20:00 Regulatory capture thesis—Microsoft, Coinbase, Palantir; too big to fail, users sidelined, startup opening.
25:00 Monopoly talk: Netflix, Apple App Store; success metrics and venture-scale outcomes.
30:00 Microsoft arc: programmers → enterprise; MS Basic, MS-DOS/Seattle DOS, IBM; latency woes on the call.
35:00 Starlink Mini portability, power limits; satellite iPhone messaging; T-Mobile, Globalstar arrangements.
40:00 Email history: AOL, CompuServe, Hotmail/Yahoo; Gmail scale; Outlook/Office 365 vs Edge/Safari.
45:00 NEA standardizing on Windows, regrets; Riverside recording hiccups; early Gmail usernames, scale effects.
50:00 1963 operator calls, injury story; Moscow reporting trips; Khrushchev–Nixon Kitchen Debate context.
Key Insights
- Stewart Alsop and Stewart Alsop II opened with frustrations around UI/UX and how even industry leaders like Microsoft fail to implement effective AI for basic tasks like spam filtering. Gmail adapts instantly to user feedback, while Microsoft’s Exchange requires convoluted admin settings, leaving everyday users powerless.
- Their discussion shifted to Google’s knowledge management problems, highlighting how file access defaults in Google Drive create needless barriers. Both observed that corporate bureaucracy shapes user experience more than technology itself, reflecting how large firms prioritize control over usability.
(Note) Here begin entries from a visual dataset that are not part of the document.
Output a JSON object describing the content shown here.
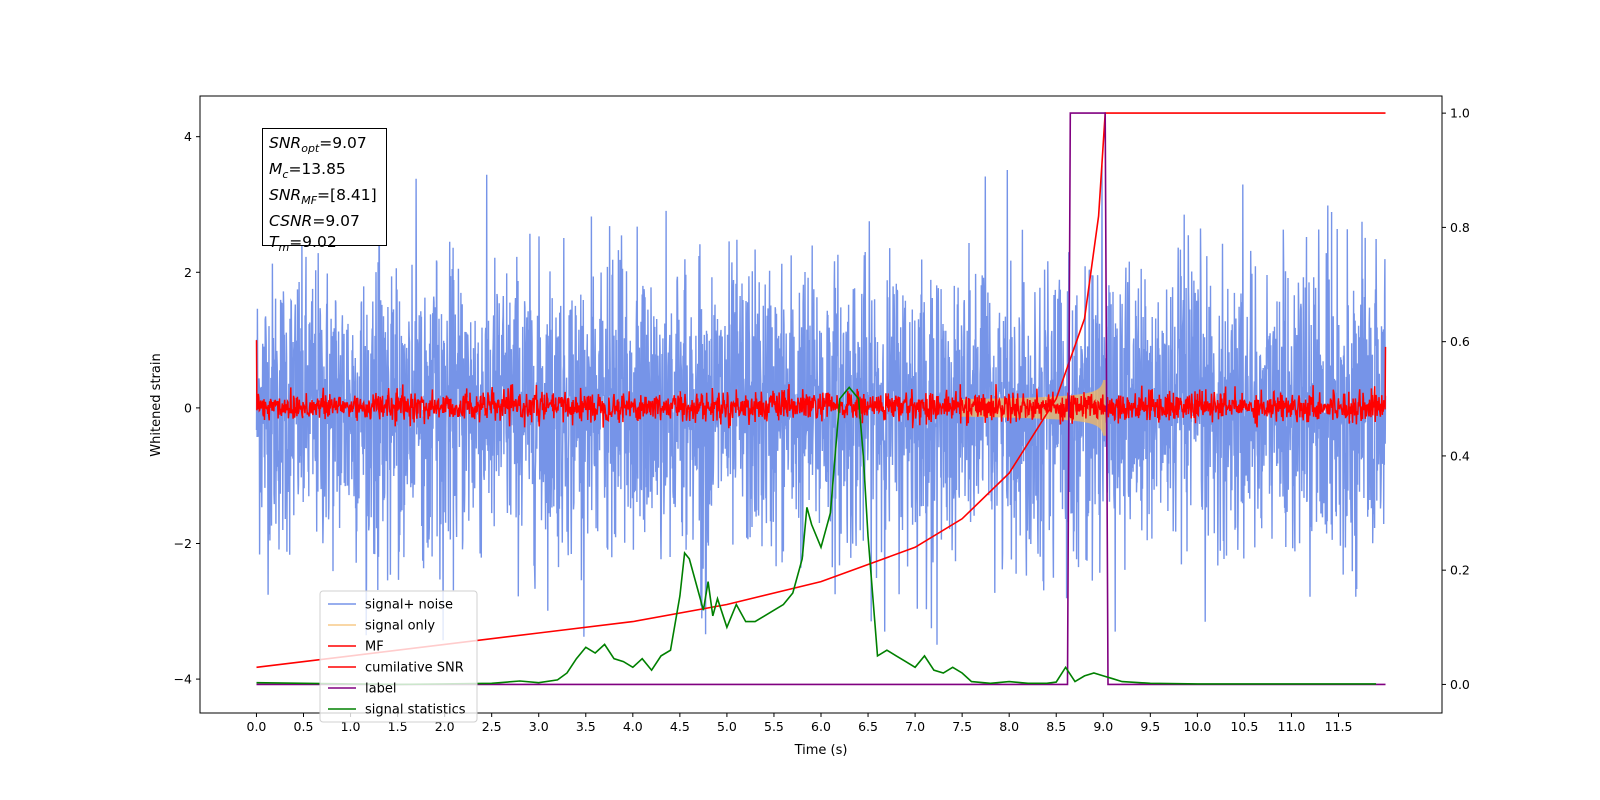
{
  "chart_data": {
    "type": "line",
    "xlabel": "Time (s)",
    "ylabel": "Whitened strain",
    "xlim": [
      -0.6,
      12.6
    ],
    "ylim": [
      -4.5,
      4.6
    ],
    "y2lim": [
      -0.05,
      1.03
    ],
    "xticks": [
      "0.0",
      "0.5",
      "1.0",
      "1.5",
      "2.0",
      "2.5",
      "3.0",
      "3.5",
      "4.0",
      "4.5",
      "5.0",
      "5.5",
      "6.0",
      "6.5",
      "7.0",
      "7.5",
      "8.0",
      "8.5",
      "9.0",
      "9.5",
      "10.0",
      "10.5",
      "11.0",
      "11.5"
    ],
    "yticks": [
      "−4",
      "−2",
      "0",
      "2",
      "4"
    ],
    "y2ticks": [
      "0.0",
      "0.2",
      "0.4",
      "0.6",
      "0.8",
      "1.0"
    ],
    "legend": {
      "placement": "lower-left",
      "entries": [
        "signal+ noise",
        "signal only",
        "MF",
        "cumilative SNR",
        "label",
        "signal statistics"
      ]
    },
    "annotation": {
      "lines": [
        {
          "var": "SNR",
          "sub": "opt",
          "text": "=9.07"
        },
        {
          "var": "M",
          "sub": "c",
          "text": "=13.85"
        },
        {
          "var": "SNR",
          "sub": "MF",
          "text": "=[8.41]"
        },
        {
          "var": "CSNR",
          "sub": "",
          "text": "=9.07"
        },
        {
          "var": "T",
          "sub": "m",
          "text": "=9.02"
        }
      ]
    },
    "series": [
      {
        "name": "signal+ noise",
        "color": "#7694e8",
        "axis": "left",
        "kind": "noise",
        "x_range": [
          0,
          12
        ],
        "amplitude": [
          -3.5,
          4.0
        ]
      },
      {
        "name": "signal only",
        "color": "#f4b860",
        "axis": "left",
        "kind": "chirp",
        "x_range": [
          7.5,
          9.02
        ],
        "peak": 0.75
      },
      {
        "name": "MF",
        "color": "#ff0000",
        "axis": "left",
        "kind": "noise",
        "x_range": [
          0,
          12
        ],
        "amplitude": [
          -0.3,
          0.35
        ],
        "edges": [
          1.0,
          0.9
        ]
      },
      {
        "name": "cumilative SNR",
        "color": "#ff0000",
        "axis": "right",
        "x": [
          0.0,
          1.0,
          2.0,
          3.0,
          4.0,
          5.0,
          6.0,
          6.5,
          7.0,
          7.5,
          8.0,
          8.5,
          8.8,
          8.95,
          9.02,
          9.05,
          12.0
        ],
        "y": [
          0.03,
          0.05,
          0.07,
          0.09,
          0.11,
          0.14,
          0.18,
          0.21,
          0.24,
          0.29,
          0.37,
          0.5,
          0.64,
          0.82,
          1.0,
          1.0,
          1.0
        ]
      },
      {
        "name": "label",
        "color": "#800080",
        "axis": "right",
        "x": [
          0.0,
          8.62,
          8.65,
          8.95,
          9.02,
          9.05,
          12.0
        ],
        "y": [
          0.0,
          0.0,
          1.0,
          1.0,
          1.0,
          0.0,
          0.0
        ]
      },
      {
        "name": "signal statistics",
        "color": "#008000",
        "axis": "right",
        "x": [
          0.0,
          0.5,
          1.0,
          1.5,
          2.0,
          2.5,
          2.8,
          3.0,
          3.2,
          3.3,
          3.4,
          3.5,
          3.6,
          3.7,
          3.8,
          3.9,
          4.0,
          4.1,
          4.2,
          4.3,
          4.4,
          4.5,
          4.55,
          4.6,
          4.7,
          4.75,
          4.8,
          4.85,
          4.9,
          5.0,
          5.1,
          5.2,
          5.3,
          5.4,
          5.5,
          5.6,
          5.7,
          5.8,
          5.85,
          5.9,
          6.0,
          6.1,
          6.2,
          6.3,
          6.4,
          6.45,
          6.5,
          6.6,
          6.7,
          6.8,
          6.9,
          7.0,
          7.1,
          7.2,
          7.3,
          7.4,
          7.5,
          7.6,
          7.8,
          8.0,
          8.2,
          8.4,
          8.5,
          8.6,
          8.7,
          8.8,
          8.9,
          9.0,
          9.1,
          9.2,
          9.5,
          10.0,
          10.5,
          11.0,
          11.5,
          11.9
        ],
        "y": [
          0.003,
          0.002,
          0.001,
          0.0,
          0.001,
          0.002,
          0.006,
          0.003,
          0.008,
          0.02,
          0.045,
          0.065,
          0.055,
          0.07,
          0.045,
          0.04,
          0.03,
          0.045,
          0.025,
          0.05,
          0.06,
          0.155,
          0.23,
          0.22,
          0.16,
          0.13,
          0.18,
          0.12,
          0.15,
          0.1,
          0.14,
          0.11,
          0.11,
          0.12,
          0.13,
          0.14,
          0.16,
          0.22,
          0.31,
          0.28,
          0.24,
          0.3,
          0.5,
          0.52,
          0.5,
          0.4,
          0.26,
          0.05,
          0.06,
          0.05,
          0.04,
          0.03,
          0.05,
          0.025,
          0.02,
          0.03,
          0.02,
          0.005,
          0.002,
          0.005,
          0.002,
          0.002,
          0.004,
          0.03,
          0.005,
          0.015,
          0.02,
          0.015,
          0.01,
          0.005,
          0.002,
          0.001,
          0.001,
          0.001,
          0.001,
          0.001
        ]
      }
    ]
  }
}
- The “bitter lesson” by Richard Sutton framed the conversation on AI. The Stewarts compared today’s trillion-dollar GPU investments to the fiber optic overbuilding of the 1990s—misguided methods that still laid crucial foundations. They questioned whether GPT-5’s consolidation into one model was a sign of efficiency or hype masking economic strain.
- A key theme was programmer leverage. They noted that programmers who mastered Bitcoin early became “post-economic,” while non-programmers remained locked out. This reinforced their point that tech often empowers a small, technically literate class while excluding ordinary users.
- They critiqued regulatory capture, suggesting Microsoft, Coinbase, and Palantir thrive not by delighting users but by embedding themselves with governments. Once companies become too big to fail, their true customers shift from individuals to institutions, and user needs fade from priority.
- The episode revisited Microsoft’s history, from buying Seattle DOS to serving programmers and then enterprises. They argued that companies inevitably drift away from their original users, though some, like Microsoft through its OpenAI partnership, manage to stay relevant despite this drift.
- Finally, they wove in communications history—from AOL and Hotmail to Gmail’s dominance, and even back to 1960s operator calls when family news was relayed across continents with constant dropped connections. These stories framed the present as just one phase in a longer evolution of technology mediating human connection.